Something most people don't like to talk about is privilege. Privilege by definition is, "a special right, advantage, or immunity granted or available only to a particular person or group of people" (x). Generally, people with privilege dislike talking about it because they don't believe they have it.
Privilege can come in many shapes and forms: sex, race, age, sexuality and class, to name a few.
One example of male privilege is the wage gap. I'm sure you've seen the jokes and graphics about women making 77 cents for every dollar men make.
And that is true when talking about white women. For women of color, they earn even less per dollar compared to white men as shown below in a graph from ThinkProgress.
According to the Social Security Administration (2013), the average salary was $46,481.52. To put this wage gap ordeal into perspective, I'll use this average to to calculate about how much a salary for women of color, listed above, would be. For the purpose of this example, white men will have the average salary.
White Men: $46,481.52
Latina/Hispanic Women: $25,100.02
American Indian/Alaska Native Women: $27,424.10
African American Woman: $29,748.17
Native Hawaiian/Pacific Islander Women: $30,212.99
White Women: $36,255.59
Asian Women: $41,833.37
This is by no means an actual list of statistics, but merely an example to show hypothetically how much women of color earn compared to white men.

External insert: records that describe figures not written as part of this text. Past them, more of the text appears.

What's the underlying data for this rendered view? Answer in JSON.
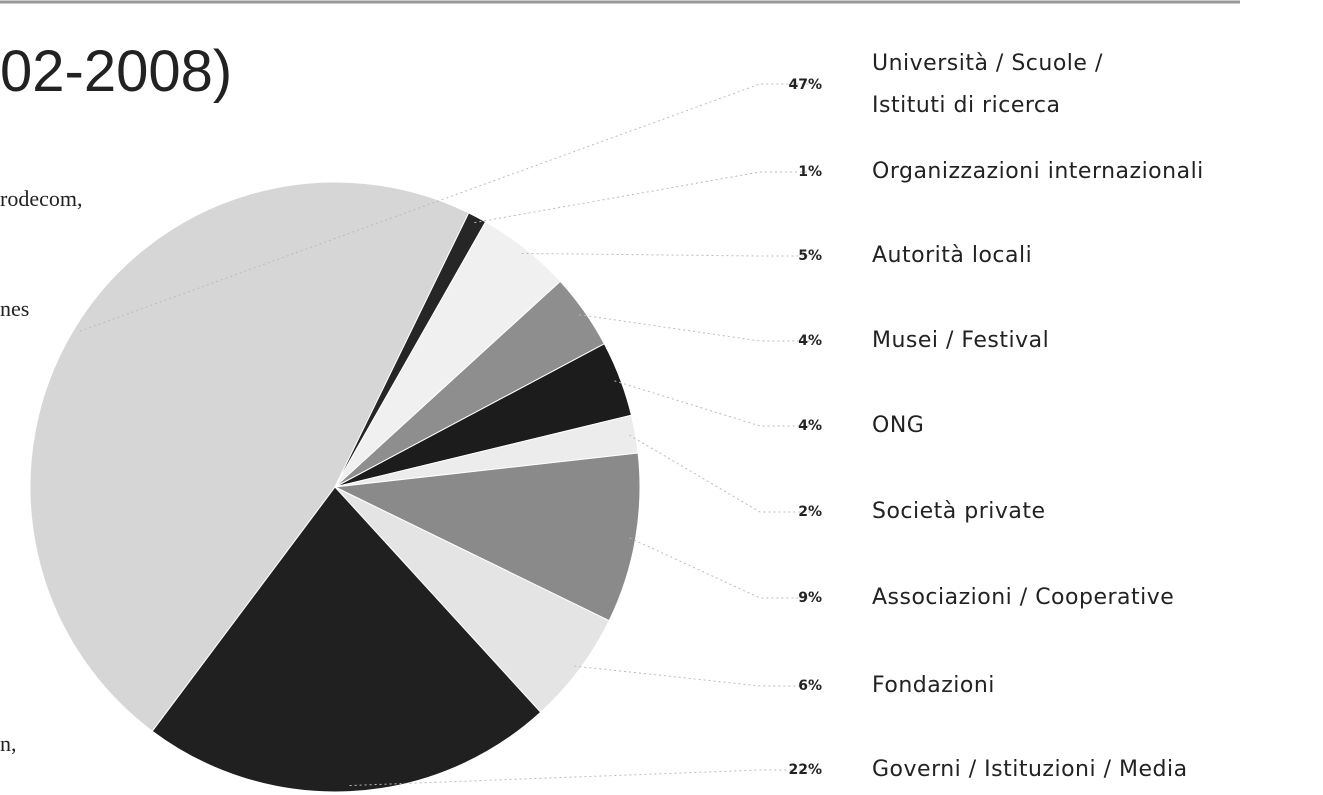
{
  "page_text": [
    "rodecom,",
    "nes",
    "n,"
  ],
  "chart_data": {
    "type": "pie",
    "title": "02-2008)",
    "categories": [
      "Università / Scuole / Istituti di ricerca",
      "Organizzazioni internazionali",
      "Autorità locali",
      "Musei / Festival",
      "ONG",
      "Società private",
      "Associazioni / Cooperative",
      "Fondazioni",
      "Governi / Istituzioni / Media"
    ],
    "values": [
      47,
      1,
      5,
      4,
      4,
      2,
      9,
      6,
      22
    ],
    "value_labels": [
      "47%",
      "1%",
      "5%",
      "4%",
      "4%",
      "2%",
      "9%",
      "6%",
      "22%"
    ],
    "colors": [
      "#d6d6d6",
      "#262626",
      "#f0f0f0",
      "#8e8e8e",
      "#1c1c1c",
      "#ececec",
      "#8a8a8a",
      "#e4e4e4",
      "#202020"
    ]
  }
}
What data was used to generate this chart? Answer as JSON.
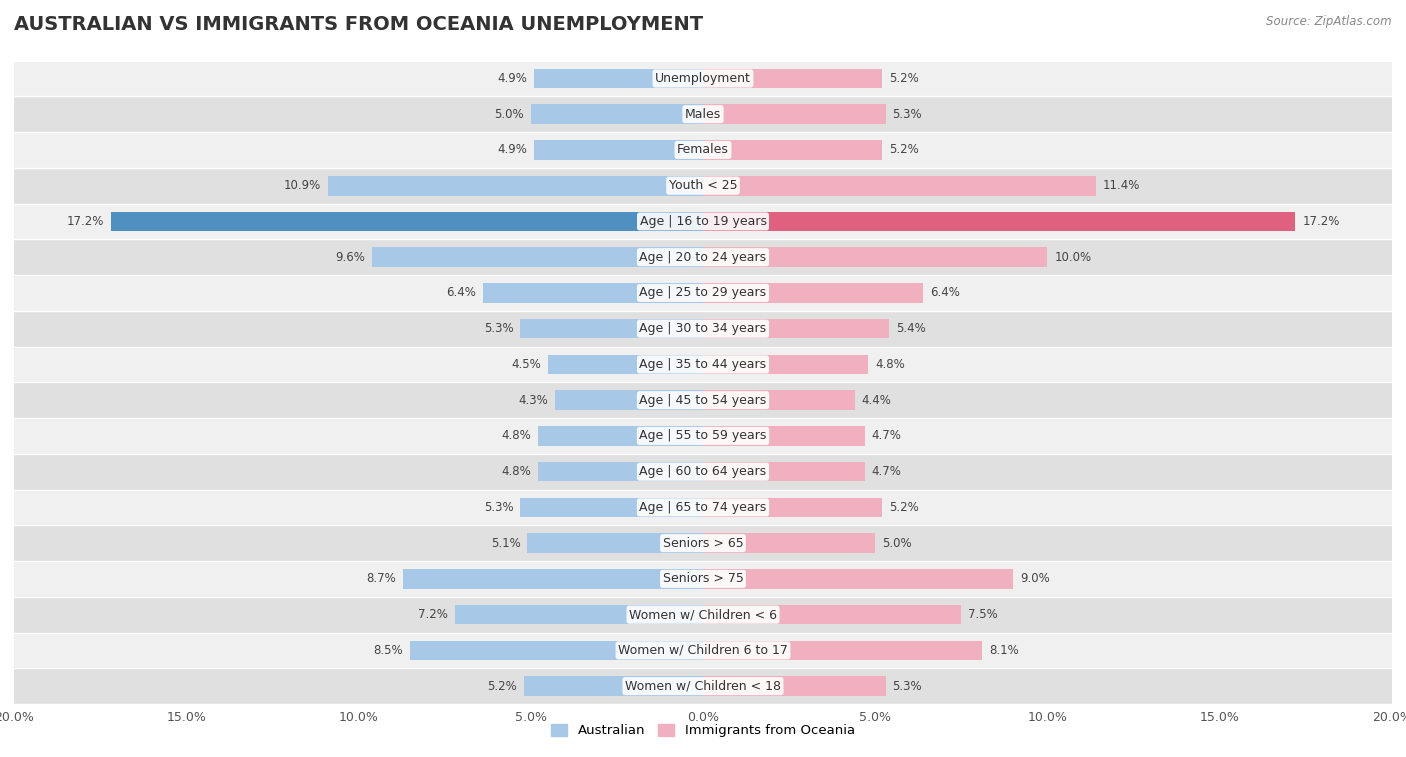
{
  "title": "AUSTRALIAN VS IMMIGRANTS FROM OCEANIA UNEMPLOYMENT",
  "source": "Source: ZipAtlas.com",
  "categories": [
    "Unemployment",
    "Males",
    "Females",
    "Youth < 25",
    "Age | 16 to 19 years",
    "Age | 20 to 24 years",
    "Age | 25 to 29 years",
    "Age | 30 to 34 years",
    "Age | 35 to 44 years",
    "Age | 45 to 54 years",
    "Age | 55 to 59 years",
    "Age | 60 to 64 years",
    "Age | 65 to 74 years",
    "Seniors > 65",
    "Seniors > 75",
    "Women w/ Children < 6",
    "Women w/ Children 6 to 17",
    "Women w/ Children < 18"
  ],
  "australian": [
    4.9,
    5.0,
    4.9,
    10.9,
    17.2,
    9.6,
    6.4,
    5.3,
    4.5,
    4.3,
    4.8,
    4.8,
    5.3,
    5.1,
    8.7,
    7.2,
    8.5,
    5.2
  ],
  "immigrants": [
    5.2,
    5.3,
    5.2,
    11.4,
    17.2,
    10.0,
    6.4,
    5.4,
    4.8,
    4.4,
    4.7,
    4.7,
    5.2,
    5.0,
    9.0,
    7.5,
    8.1,
    5.3
  ],
  "australian_color": "#a8c8e8",
  "immigrants_color": "#f0b0c0",
  "highlight_australian_color": "#5090c0",
  "highlight_immigrants_color": "#e06080",
  "row_bg_odd": "#f0f0f0",
  "row_bg_even": "#e0e0e0",
  "max_value": 20.0,
  "bar_height": 0.55,
  "fig_bg": "#ffffff",
  "title_fontsize": 14,
  "label_fontsize": 9,
  "tick_fontsize": 9,
  "value_fontsize": 8.5
}
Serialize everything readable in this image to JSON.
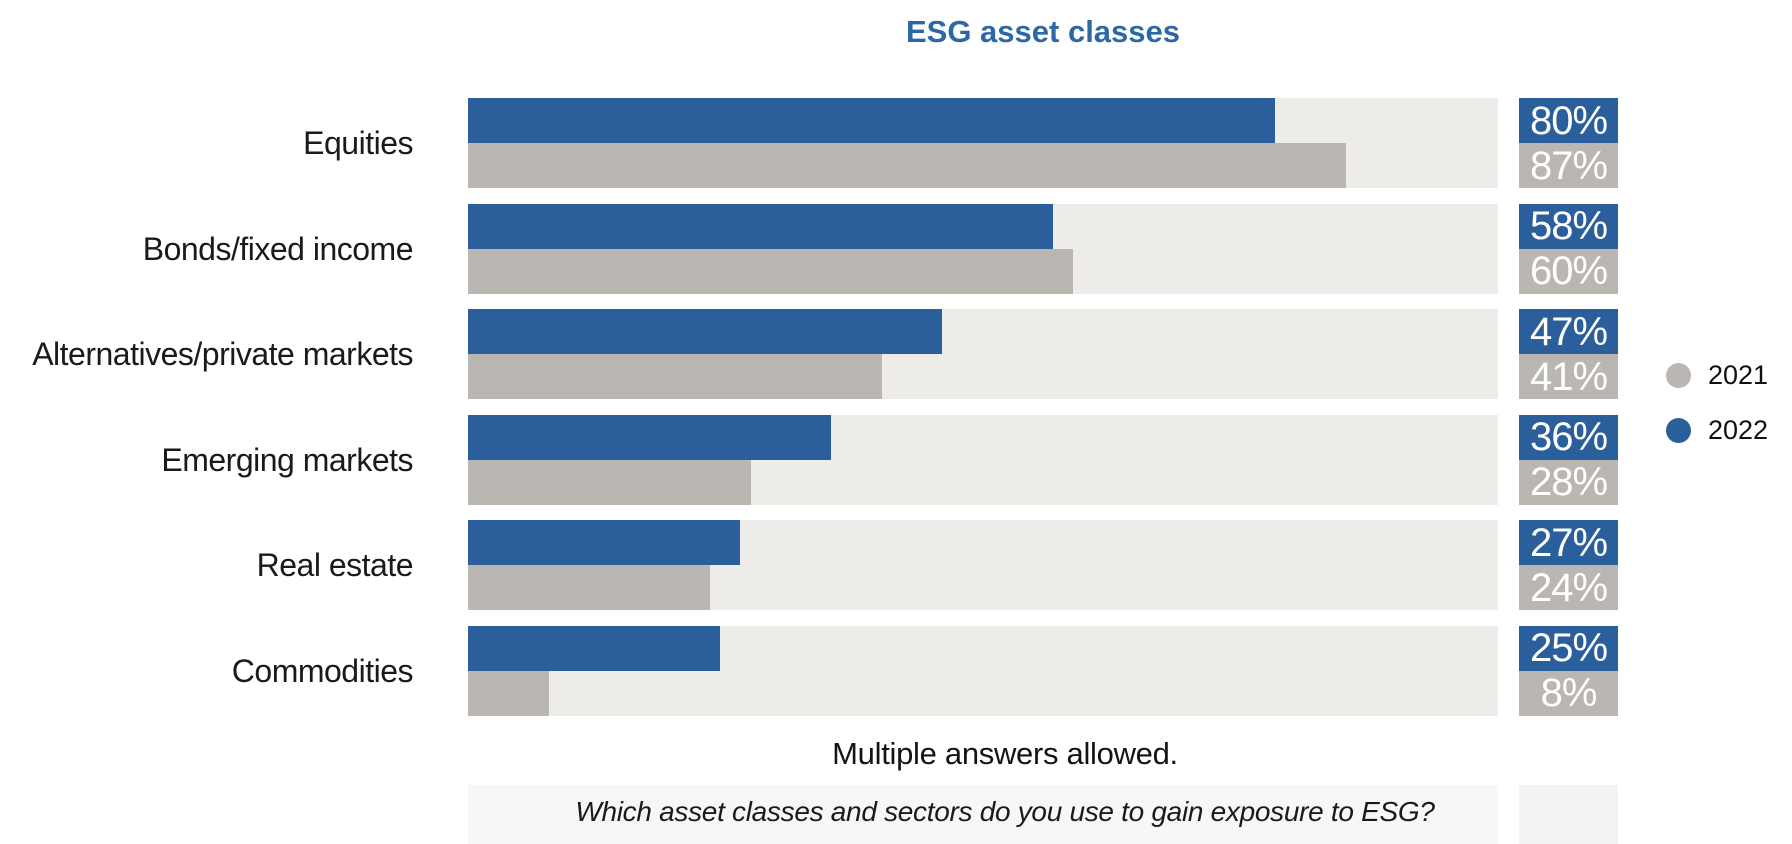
{
  "chart_data": {
    "type": "bar",
    "orientation": "horizontal",
    "title": "ESG asset classes",
    "title_color": "#2c68a5",
    "categories": [
      "Equities",
      "Bonds/fixed income",
      "Alternatives/private markets",
      "Emerging markets",
      "Real estate",
      "Commodities"
    ],
    "series": [
      {
        "name": "2022",
        "color": "#2a5f9c",
        "values": [
          80,
          58,
          47,
          36,
          27,
          25
        ],
        "value_labels": [
          "80%",
          "58%",
          "47%",
          "36%",
          "27%",
          "25%"
        ]
      },
      {
        "name": "2021",
        "color": "#bab6b1",
        "values": [
          87,
          60,
          41,
          28,
          24,
          8
        ],
        "value_labels": [
          "87%",
          "60%",
          "41%",
          "28%",
          "24%",
          "8%"
        ]
      }
    ],
    "value_suffix": "%",
    "xlim": [
      0,
      100
    ],
    "grid": false,
    "track_color": "#edece9",
    "legend_position": "right",
    "footnote": "Multiple answers allowed.",
    "question": "Which asset classes and sectors do you use to gain exposure to ESG?"
  },
  "legend": {
    "items": [
      {
        "label": "2021",
        "color": "#bab6b1"
      },
      {
        "label": "2022",
        "color": "#2a5f9c"
      }
    ]
  },
  "footer": {
    "note": "Multiple answers allowed.",
    "question": "Which asset classes and sectors do you use to gain exposure to ESG?"
  }
}
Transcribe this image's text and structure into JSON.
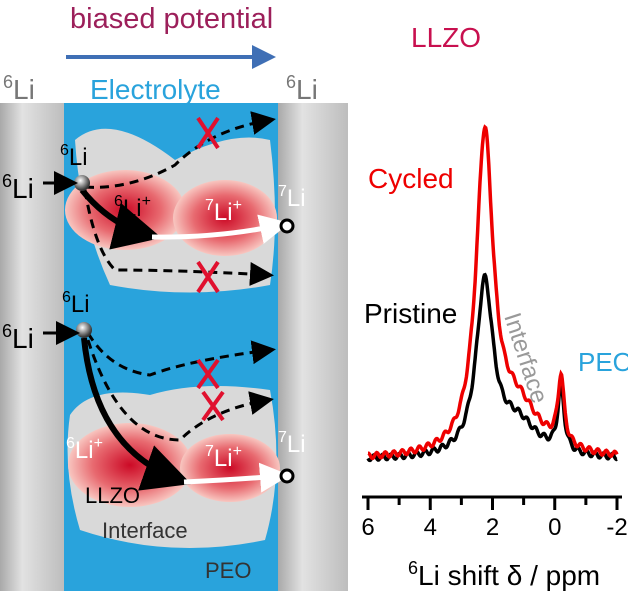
{
  "diagram": {
    "top_label": "biased potential",
    "electrode_left": {
      "sup": "6",
      "text": "Li"
    },
    "electrode_right": {
      "sup": "6",
      "text": "Li"
    },
    "electrolyte_label": "Electrolyte",
    "upper": {
      "incoming": {
        "sup": "6",
        "text": "Li"
      },
      "source": {
        "sup": "6",
        "text": "Li"
      },
      "ion1": {
        "sup": "6",
        "text": "Li",
        "charge": "+"
      },
      "ion2": {
        "sup": "7",
        "text": "Li",
        "charge": "+"
      },
      "target": {
        "sup": "7",
        "text": "Li"
      }
    },
    "lower": {
      "incoming": {
        "sup": "6",
        "text": "Li"
      },
      "source": {
        "sup": "6",
        "text": "Li"
      },
      "ion1": {
        "sup": "6",
        "text": "Li",
        "charge": "+"
      },
      "ion2": {
        "sup": "7",
        "text": "Li",
        "charge": "+"
      },
      "target": {
        "sup": "7",
        "text": "Li"
      },
      "llzo": "LLZO",
      "interface": "Interface",
      "peo": "PEO"
    },
    "colors": {
      "electrolyte": "#29a3dc",
      "electrode": "#c8c8c8",
      "blocked": "#e0102e",
      "title": "#9c1f5a",
      "arrow": "#3f6fb5"
    }
  },
  "chart_data": {
    "type": "line",
    "xlabel_sup": "6",
    "xlabel": "Li shift δ / ppm",
    "xlim": [
      6,
      -2
    ],
    "xticks": [
      "6",
      "4",
      "2",
      "0",
      "-2"
    ],
    "xtick_values": [
      6,
      4,
      2,
      0,
      -2
    ],
    "annotations": {
      "llzo": "LLZO",
      "interface": "Interface",
      "peo": "PEO"
    },
    "series": [
      {
        "name": "Cycled",
        "color": "#ee0000",
        "peaks": [
          {
            "center": 2.25,
            "height": 0.92,
            "hwhm": 0.33
          },
          {
            "center": 1.2,
            "height": 0.14,
            "hwhm": 0.9
          },
          {
            "center": -0.2,
            "height": 0.2,
            "hwhm": 0.12
          }
        ]
      },
      {
        "name": "Pristine",
        "color": "#000000",
        "peaks": [
          {
            "center": 2.25,
            "height": 0.5,
            "hwhm": 0.33
          },
          {
            "center": 1.2,
            "height": 0.1,
            "hwhm": 0.8
          },
          {
            "center": -0.2,
            "height": 0.19,
            "hwhm": 0.12
          }
        ]
      }
    ]
  }
}
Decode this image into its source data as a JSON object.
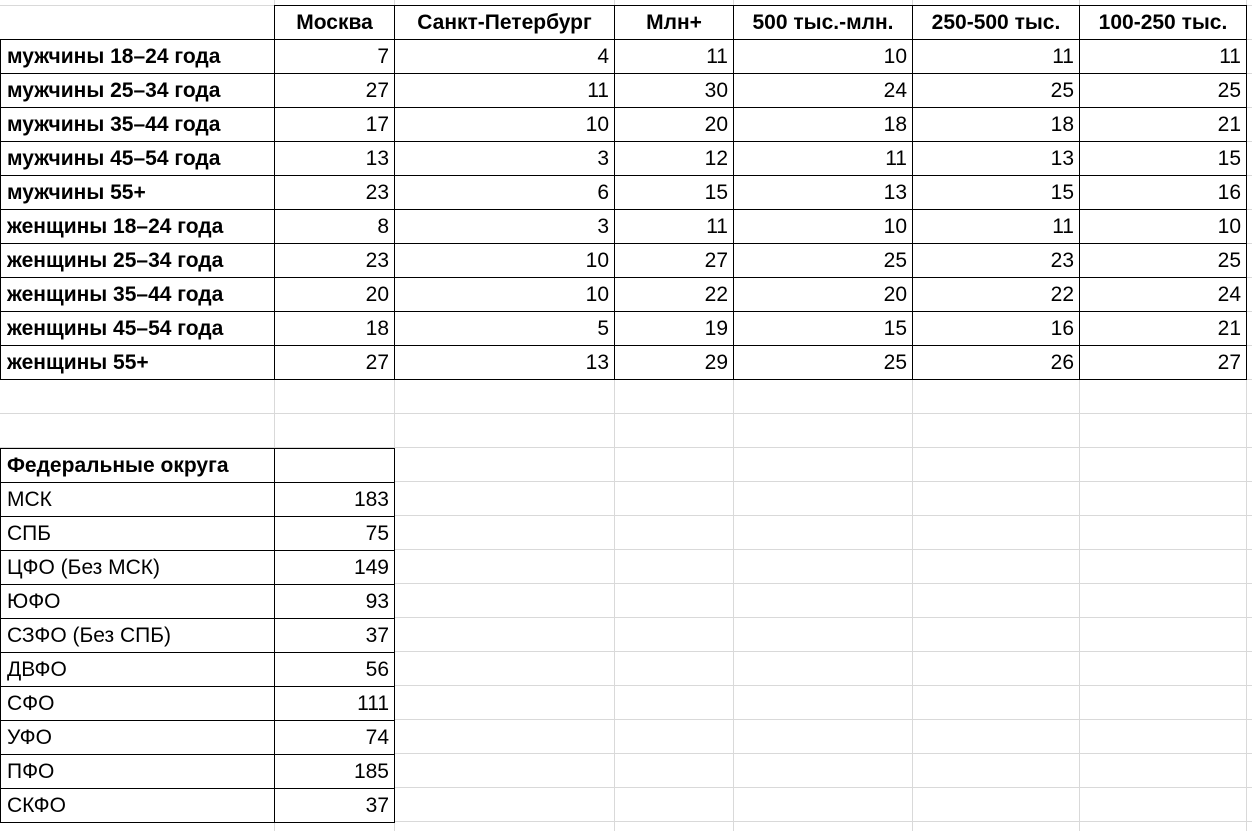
{
  "main_table": {
    "columns": [
      "Москва",
      "Санкт-Петербург",
      "Млн+",
      "500 тыс.-млн.",
      "250-500 тыс.",
      "100-250 тыс."
    ],
    "rows": [
      {
        "label": "мужчины 18–24 года",
        "values": [
          "7",
          "4",
          "11",
          "10",
          "11",
          "11"
        ]
      },
      {
        "label": "мужчины 25–34 года",
        "values": [
          "27",
          "11",
          "30",
          "24",
          "25",
          "25"
        ]
      },
      {
        "label": "мужчины 35–44 года",
        "values": [
          "17",
          "10",
          "20",
          "18",
          "18",
          "21"
        ]
      },
      {
        "label": "мужчины 45–54 года",
        "values": [
          "13",
          "3",
          "12",
          "11",
          "13",
          "15"
        ]
      },
      {
        "label": "мужчины 55+",
        "values": [
          "23",
          "6",
          "15",
          "13",
          "15",
          "16"
        ]
      },
      {
        "label": "женщины 18–24 года",
        "values": [
          "8",
          "3",
          "11",
          "10",
          "11",
          "10"
        ]
      },
      {
        "label": "женщины 25–34 года",
        "values": [
          "23",
          "10",
          "27",
          "25",
          "23",
          "25"
        ]
      },
      {
        "label": "женщины 35–44 года",
        "values": [
          "20",
          "10",
          "22",
          "20",
          "22",
          "24"
        ]
      },
      {
        "label": "женщины 45–54 года",
        "values": [
          "18",
          "5",
          "19",
          "15",
          "16",
          "21"
        ]
      },
      {
        "label": "женщины 55+",
        "values": [
          "27",
          "13",
          "29",
          "25",
          "26",
          "27"
        ]
      }
    ]
  },
  "federal_table": {
    "header": "Федеральные округа",
    "rows": [
      {
        "label": "МСК",
        "value": "183"
      },
      {
        "label": "СПБ",
        "value": "75"
      },
      {
        "label": "ЦФО (Без МСК)",
        "value": "149"
      },
      {
        "label": "ЮФО",
        "value": "93"
      },
      {
        "label": "СЗФО (Без СПБ)",
        "value": "37"
      },
      {
        "label": "ДВФО",
        "value": "56"
      },
      {
        "label": "СФО",
        "value": "111"
      },
      {
        "label": "УФО",
        "value": "74"
      },
      {
        "label": "ПФО",
        "value": "185"
      },
      {
        "label": "СКФО",
        "value": "37"
      }
    ]
  }
}
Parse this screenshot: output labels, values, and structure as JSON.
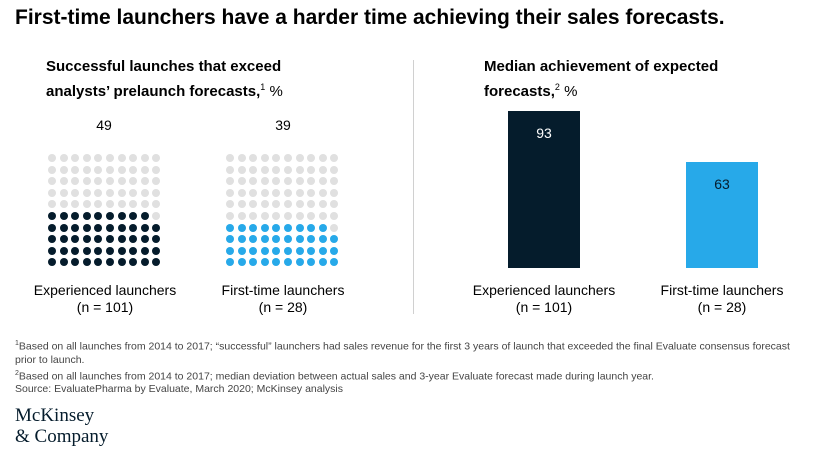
{
  "title": "First-time launchers have a harder time achieving their sales forecasts.",
  "left_subtitle": {
    "line1": "Successful launches that exceed",
    "line2": "analysts’ prelaunch forecasts,",
    "note": "1",
    "unit": "%"
  },
  "right_subtitle": {
    "line1": "Median achievement of expected",
    "line2": "forecasts,",
    "note": "2",
    "unit": "%"
  },
  "colors": {
    "dark": "#051c2c",
    "light_blue": "#27a9e9",
    "gray_dot": "#e0e0e0"
  },
  "chart_data": [
    {
      "type": "waffle",
      "grid": {
        "rows": 10,
        "cols": 10
      },
      "categories": [
        {
          "label": "Experienced launchers",
          "n": "(n = 101)",
          "value": 49,
          "value_label": "49",
          "color": "#051c2c"
        },
        {
          "label": "First-time launchers",
          "n": "(n = 28)",
          "value": 39,
          "value_label": "39",
          "color": "#27a9e9"
        }
      ]
    },
    {
      "type": "bar",
      "categories": [
        "Experienced launchers",
        "First-time launchers"
      ],
      "n_labels": [
        "(n = 101)",
        "(n = 28)"
      ],
      "values": [
        93,
        63
      ],
      "value_labels": [
        "93",
        "63"
      ],
      "colors": [
        "#051c2c",
        "#27a9e9"
      ],
      "ylim": [
        0,
        100
      ]
    }
  ],
  "footnotes": [
    {
      "mark": "1",
      "text": "Based on all launches from 2014 to 2017; “successful” launchers had sales revenue for the first 3 years of launch that exceeded the final Evaluate consensus forecast prior to launch."
    },
    {
      "mark": "2",
      "text": "Based on all launches from 2014 to 2017; median deviation between actual sales and 3-year Evaluate forecast made during launch year."
    },
    {
      "mark": "",
      "text": "Source: EvaluatePharma by Evaluate, March 2020; McKinsey analysis"
    }
  ],
  "logo": {
    "line1": "McKinsey",
    "line2": "& Company"
  }
}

I have heard countless reasons of why women do not deserve the same wage as men, and most of them have come from men. They range from, "Women can't do the jobs men can" to "Women aren't [strong/smart] enough to do that job." I definitely disagree because women may not be biologically engineered to be as strong as men, but they have the ability to be just as strong, or stronger than some men. With intelligence, women are generally proven to be smarter than men (x).
But since women still do most jobs that men do, there is still a gap between men and women in the same occupation groups as shown below in the graph,
There is a much more obvious gap on some of these occupations. The weekly gap is anywhere from around $200 to nearly $800 less a week.
People often say that there is no wage gap because of the Equal Pay Act of 1963, but obviously things haven't quite evened out. Women are still fighting for the same pay as their male coworkers just like other minorities are attempting to fight for the rights they supposedly won back in 1964.
There's no time like the present, and there's no present like equality.